Apart from a lot of the other qualities that are often ascribed to Bresson’s work – among the most common: rigorous, acetic, forbidding, minimalist – it’s all too rare that writers will fail to convey the compelling energy of films that are each of those things, and, simultaneously, aren’t any of them. Bresson’s complex technique is best described as elusive, like the optical illusion that cannot be seen if you stare at it directly; what he seems to be doing in one moment will dissolve in the next. What’s established in a film like Au Hasard Balthazar is a teeter-totter rhythm, an oscillation between the film you’re watching and another taking place over your shoulder, sliding into view with a lithe camera movement, or a cut that elides the passage of time. In short, what often comes across in reviews as stiff, boring art movies are exactly the opposite: not empty but teeming, not cold but visceral, not dry but saturated. To turn oneself on to Bresson is to ruin oneself for most other movies, as you begin to wonder why so few of them are like Au Hasard Balthazar or Pickpocket really present, breathing, thinking. I’d call that a bargain.
So when I say that Au Hasard Balthazar is a movie about a donkey, and isn’t a movie about a donkey, the contradiction ought to be acceptable on the basis that Bresson nimbly manages to have it both ways, with camera and editing strategies that make his intentions clear even before the opening credits are over.
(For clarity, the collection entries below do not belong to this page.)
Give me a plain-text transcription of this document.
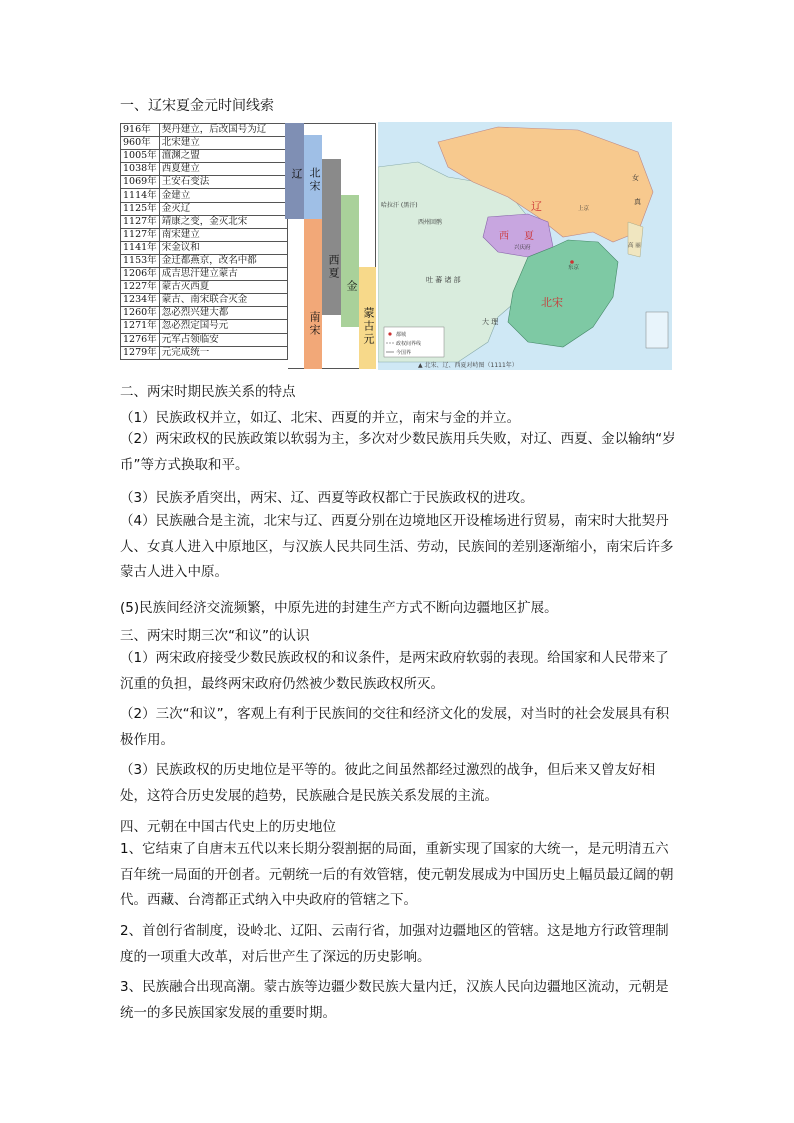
一、辽宋夏金元时间线索
916年	契丹建立，后改国号为辽
960年	北宋建立
1005年	澶渊之盟
1038年	西夏建立
1069年	王安石变法
1114年	金建立
1125年	金灭辽
1127年	靖康之变，金灭北宋
1127年	南宋建立
1141年	宋金议和
1153年	金迁都燕京，改名中都
1206年	成吉思汗建立蒙古
1227年	蒙古灭西夏
1234年	蒙古、南宋联合灭金
1260年	忽必烈兴建大都
1271年	忽必烈定国号元
1276年	元军占领临安
1279年	元完成统一
辽 北宋
南宋
西夏
金
蒙古元
辽
西 夏
北宋
吐 蕃 诸 部
西州回鹘
哈拉汗 (黑汗)
大 理
东京
上京
兴庆府
女
真
高 丽
都城
政权间界线
今国界
▲ 北宋、辽、西夏对峙图（1111年）
二、两宋时期民族关系的特点
（1）民族政权并立，如辽、北宋、西夏的并立，南宋与金的并立。
（2）两宋政权的民族政策以软弱为主，多次对少数民族用兵失败，对辽、西夏、金以输纳“岁币”等方式换取和平。
（3）民族矛盾突出，两宋、辽、西夏等政权都亡于民族政权的进攻。
（4）民族融合是主流，北宋与辽、西夏分别在边境地区开设榷场进行贸易，南宋时大批契丹人、女真人进入中原地区，与汉族人民共同生活、劳动，民族间的差别逐渐缩小，南宋后许多蒙古人进入中原。
(5)民族间经济交流频繁，中原先进的封建生产方式不断向边疆地区扩展。
三、两宋时期三次“和议”的认识
（1）两宋政府接受少数民族政权的和议条件，是两宋政府软弱的表现。给国家和人民带来了沉重的负担，最终两宋政府仍然被少数民族政权所灭。
（2）三次“和议”，客观上有利于民族间的交往和经济文化的发展，对当时的社会发展具有积极作用。
（3）民族政权的历史地位是平等的。彼此之间虽然都经过激烈的战争，但后来又曾友好相处，这符合历史发展的趋势，民族融合是民族关系发展的主流。
四、元朝在中国古代史上的历史地位
1、它结束了自唐末五代以来长期分裂割据的局面，重新实现了国家的大统一，是元明清五六百年统一局面的开创者。元朝统一后的有效管辖，使元朝发展成为中国历史上幅员最辽阔的朝代。西藏、台湾都正式纳入中央政府的管辖之下。
2、首创行省制度，设岭北、辽阳、云南行省，加强对边疆地区的管辖。这是地方行政管理制度的一项重大改革，对后世产生了深远的历史影响。
3、民族融合出现高潮。蒙古族等边疆少数民族大量内迁，汉族人民向边疆地区流动，元朝是统一的多民族国家发展的重要时期。
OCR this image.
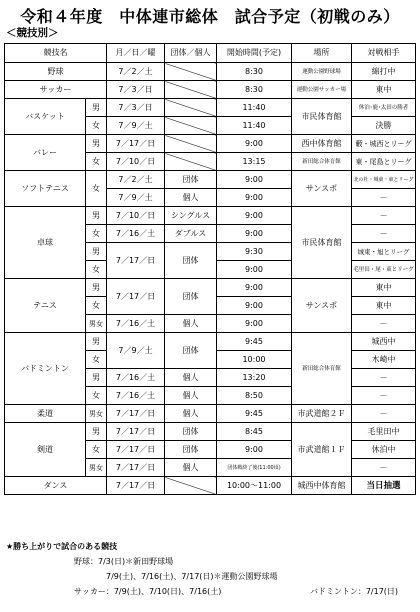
令和４年度　中体連市総体　試合予定（初戦のみ）
＜競技別＞
競技名		月／日／曜	団体／個人	開始時間(予定)	場所	対戦相手
野球		7／2／土		8:30	運動公園野球場	綿打中
サッカー		7／3／日		8:30	運動公園サッカー場	東中
バスケット	男	7／3／日		11:40	市民体育館	休泊･鹿･太田の勝者
	女	7／9／土		11:40		決勝
バレー	男	7／17／日		9:00	西中体育館	藪・城西とリーグ
	女	7／10／日		13:15	新田総合体育館	東・尾島とリーグ
ソフトテニス	女	7／2／土	団体	9:00	サンスポ	北の杜・城東・東とリーグ
		7／9／土	個人	9:00		－
卓球	男	7／10／日	シングルス	9:00	市民体育館	－
	女	7／16／土	ダブルス	9:00		－
	男	7／17／日	団体	9:30		城東・旭とリーグ
	女			9:00		毛里田・尾・東とリーグ
テニス	男	7／17／日	団体	9:00	サンスポ	東中
	女			9:00		東中
	男女	7／16／土	個人	9:00		－
バドミントン	男	7／9／土	団体	9:45	新田総合体育館	城西中
	女			10:00		木崎中
	男	7／16／土	個人	13:20		－
	女	7／16／土	個人	8:50		－
柔道	男女	7／17／日	個人	9:45	市武道館２Ｆ	－
剣道	男	7／17／日	団体	8:45	市武道館１Ｆ	毛里田中
	女	7／17／日	団体	9:00		休泊中
	男女	7／17／日	個人	団体戦終了後(11:00頃)		－
ダンス		7／17／日		10:00～11:00	城西中体育館	当日抽選
★勝ち上がりで試合のある競技
野球：7/3(日)＊新田野球場
7/9(土)、7/16(土)、7/17(日)＊運動公園野球場
サッカー：7/9(土)、7/10(日)、7/16(土)	バドミントン：7/17(日)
Famously, the intricate structure of Schubert’s Piano Sonata No. 20 is interrupted by the piercing bray of an unseen donkey, setting a pattern of duality that will remain a dynamic constant for the entirety of the film. Without agency of his own, Balthazar will occupy such roles as main protagonist, mute witness incapable of judgment, bystander, and prop. He will be the film’s only focus in one moment, and reduced to a footnote in the next. The title suggests the animal is borne on a strange wind that will not be clearly characterized as probabilistic, fatalistic, or chaotic, but along the path he’s anchored now and then by human keepers of varying degrees of kindness and cruelty.
Only one human companion mirrors the “leaf on the wind” Balthazar, and that’s Marie (Anne Wiazemsky), brutalized for her kindness and frailty, just as Balthazar is brutalized merely for his existence as a pack animal and, ultimately, for being at the wrong place at the wrong time. But the film illustrates, perhaps too decisively at times, that base cruelty is borne of human desire, coupled with selfish calculation, while innocence is found only in animal mindlessness and sense memory, of the kind that leads Balthazar to wander pitiably back to the place where he was once baptized and treated as a thing of beauty by children, and could be again.
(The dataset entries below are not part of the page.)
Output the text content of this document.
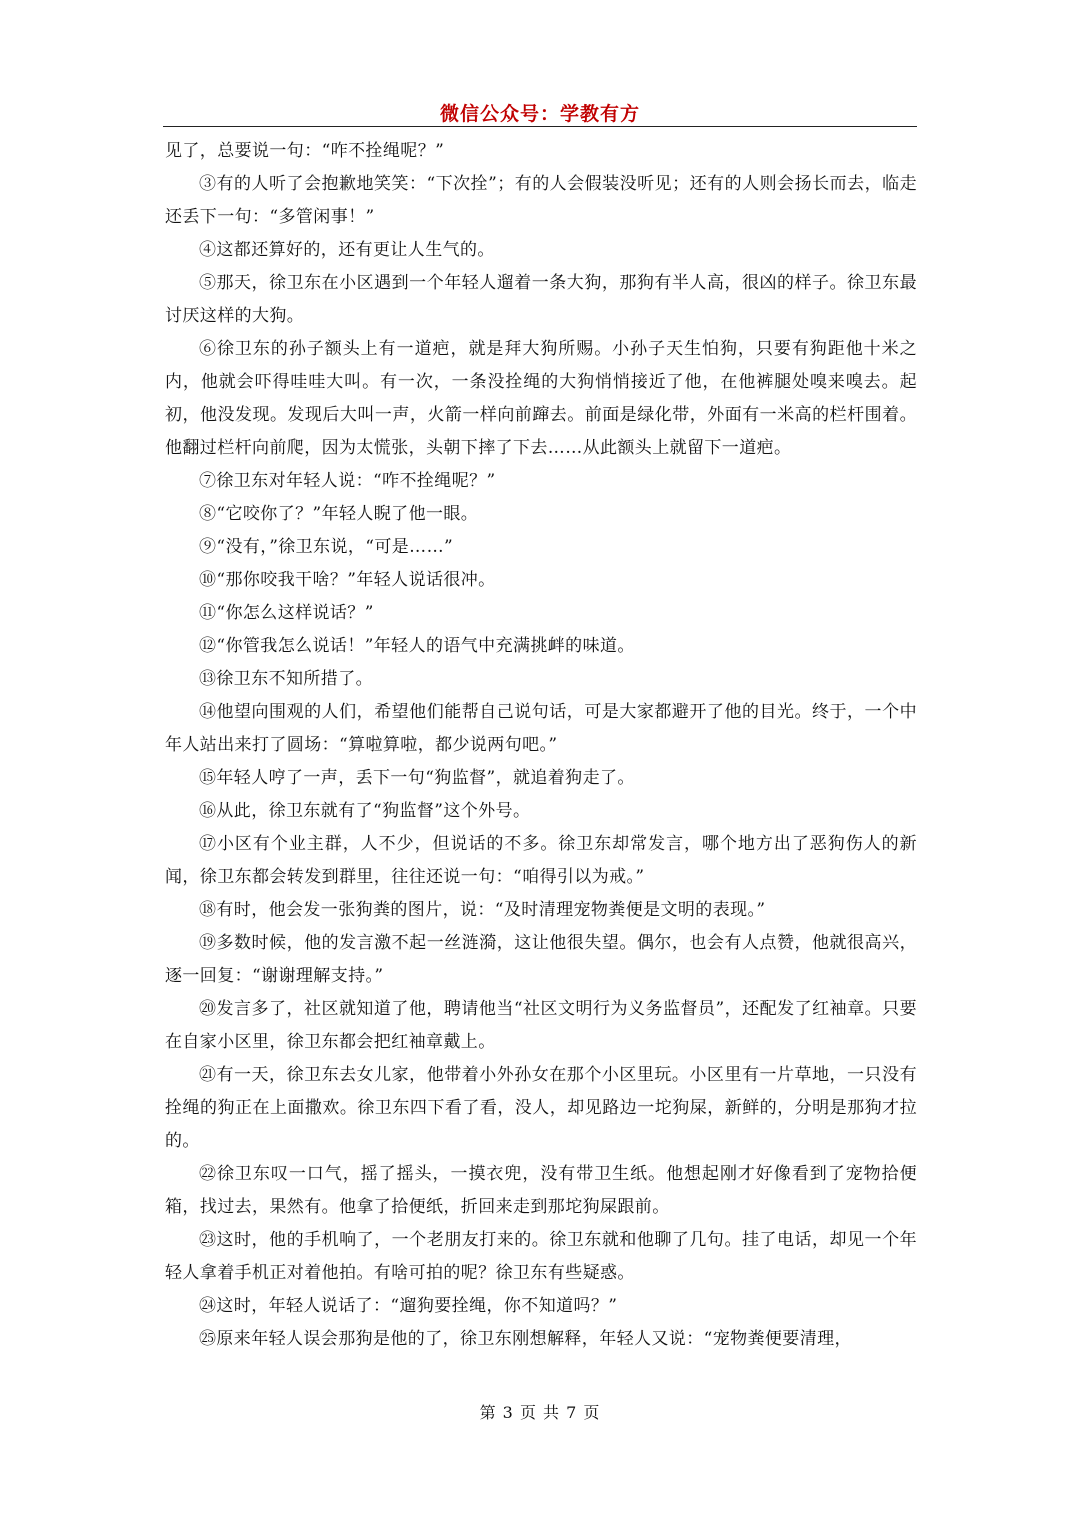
微信公众号：学教有方

见了，总要说一句：“咋不拴绳呢？”

③有的人听了会抱歉地笑笑：“下次拴”；有的人会假装没听见；还有的人则会扬长而去，临走还丢下一句：“多管闲事！”

④这都还算好的，还有更让人生气的。

⑤那天，徐卫东在小区遇到一个年轻人遛着一条大狗，那狗有半人高，很凶的样子。徐卫东最讨厌这样的大狗。

⑥徐卫东的孙子额头上有一道疤，就是拜大狗所赐。小孙子天生怕狗，只要有狗距他十米之内，他就会吓得哇哇大叫。有一次，一条没拴绳的大狗悄悄接近了他，在他裤腿处嗅来嗅去。起初，他没发现。发现后大叫一声，火箭一样向前蹿去。前面是绿化带，外面有一米高的栏杆围着。他翻过栏杆向前爬，因为太慌张，头朝下摔了下去……从此额头上就留下一道疤。

⑦徐卫东对年轻人说：“咋不拴绳呢？”

⑧“它咬你了？”年轻人睨了他一眼。

⑨“没有，”徐卫东说，“可是……”

⑩“那你咬我干啥？”年轻人说话很冲。

⑪“你怎么这样说话？”

⑫“你管我怎么说话！”年轻人的语气中充满挑衅的味道。

⑬徐卫东不知所措了。

⑭他望向围观的人们，希望他们能帮自己说句话，可是大家都避开了他的目光。终于，一个中年人站出来打了圆场：“算啦算啦，都少说两句吧。”

⑮年轻人哼了一声，丢下一句“狗监督”，就追着狗走了。

⑯从此，徐卫东就有了“狗监督”这个外号。

⑰小区有个业主群，人不少，但说话的不多。徐卫东却常发言，哪个地方出了恶狗伤人的新闻，徐卫东都会转发到群里，往往还说一句：“咱得引以为戒。”

⑱有时，他会发一张狗粪的图片，说：“及时清理宠物粪便是文明的表现。”

⑲多数时候，他的发言激不起一丝涟漪，这让他很失望。偶尔，也会有人点赞，他就很高兴，逐一回复：“谢谢理解支持。”

⑳发言多了，社区就知道了他，聘请他当“社区文明行为义务监督员”，还配发了红袖章。只要在自家小区里，徐卫东都会把红袖章戴上。

㉑有一天，徐卫东去女儿家，他带着小外孙女在那个小区里玩。小区里有一片草地，一只没有拴绳的狗正在上面撒欢。徐卫东四下看了看，没人，却见路边一坨狗屎，新鲜的，分明是那狗才拉的。

㉒徐卫东叹一口气，摇了摇头，一摸衣兜，没有带卫生纸。他想起刚才好像看到了宠物拾便箱，找过去，果然有。他拿了拾便纸，折回来走到那坨狗屎跟前。

㉓这时，他的手机响了，一个老朋友打来的。徐卫东就和他聊了几句。挂了电话，却见一个年轻人拿着手机正对着他拍。有啥可拍的呢？徐卫东有些疑惑。

㉔这时，年轻人说话了：“遛狗要拴绳，你不知道吗？”

㉕原来年轻人误会那狗是他的了，徐卫东刚想解释，年轻人又说：“宠物粪便要清理，

第 3 页 共 7 页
There stands another side to Au Hasard Balthazar, in stark contrast to the beatific radiance of the martyrs Marie and the blameless donkey, and that’s Gerard (François Lafarge), another in a long line of young men in Bresson’s filmography, blessed with heightened charisma but invariably representing the director’s impulse to corrupt, betray, and destroy, motivated sometimes by greed, wrath, or lust, but just as likely to be driven by the irrational, the desire to obliterate light and sense. Gerard might wear the villain tag well enough if Bresson didn’t take such care to balance the scales, presenting the impulse to annihilate as a component of the universe no less integral than any other. After all, if his final film, L’Argent, may serve as a last testament, it’s that the logic of fate and happenstance may produce a void to engulf us all. Just like the false bank notes in Bresson’s final film, Balthazar remains out of sight for long stretches of his own film, only to return and take center stage. The lines that divide his numerous roles are made purposefully vague by the boiling sea of Bresson’s intricate editing strategy, so that, for example, when we consider him as labor, or capital, or an expendable resource, we aren’t far off from considering him as ourselves, as everything, and as nothing.